Chanon Kenji Praepipatmongkol
Chanon Kenji Praepipatmongkol is Assistant Professor of Contemporary Art at McGill University. Previously, he was Curator at Singapore Art Museum and Visiting Lecturer at National University of Singapore. His work revolves around conditions of artistic production and reception for the global majority: the precedence of religious forces in modernity, chronic illiberalism and underdevelopment, and non-temperate climactic ecologies. His essay “David Medalla: Dreams of Sculpture” (2020) was awarded the Oxford Art Journal Prize for Early Career Researchers. His current book project, Believing in Abstract Art: Metaphysical Idioms for Multiple Modernisms, argues for a renewed dialogue between art history, religious anthropology, and aesthetic philosophy by way of examining how Philippine and Thai artists sought grounding for shared conviction in the work of art. A second project brings together histories of climate control, art conservation, and conceptual art in the tropics to ask questions about ontologies of art in an age of environmental crisis.

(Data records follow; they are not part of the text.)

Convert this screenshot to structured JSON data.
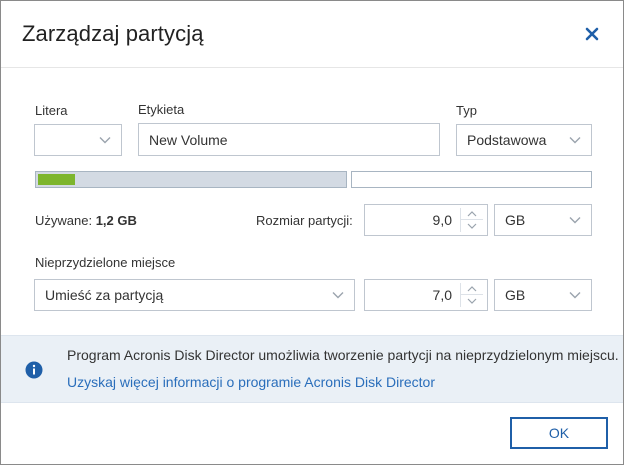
{
  "dialog": {
    "title": "Zarządzaj partycją"
  },
  "fields": {
    "letter_label": "Litera",
    "letter_value": "",
    "label_label": "Etykieta",
    "label_value": "New Volume",
    "type_label": "Typ",
    "type_value": "Podstawowa"
  },
  "usage": {
    "used_fraction": 0.12,
    "used_label": "Używane:",
    "used_value": "1,2 GB",
    "size_label": "Rozmiar partycji:",
    "size_value": "9,0",
    "size_unit": "GB"
  },
  "unallocated": {
    "label": "Nieprzydzielone miejsce",
    "placement_value": "Umieść za partycją",
    "size_value": "7,0",
    "size_unit": "GB"
  },
  "info": {
    "message": "Program Acronis Disk Director umożliwia tworzenie partycji na nieprzydzielonym miejscu.",
    "link": "Uzyskaj więcej informacji o programie Acronis Disk Director",
    "icon": "info-icon"
  },
  "footer": {
    "ok_label": "OK"
  },
  "colors": {
    "accent": "#1f5fa8",
    "link": "#2a6ebb",
    "used_bar": "#7db52d",
    "bar_track": "#d3dae3",
    "info_bg": "#eaf0f6"
  }
}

Related to CO-OP, Kenji recently taught a graduate seminar on Art and Climate Infrastructure, which interrogated the ways that climate control—as a foundational infrastructure for museological care—co-constituted the colonial apparatus around the management of art and continues to haunt debates around restitution today. He is keen to consider what is made possible in unsettling international standards and best practices with concepts formed in the crucible of the region.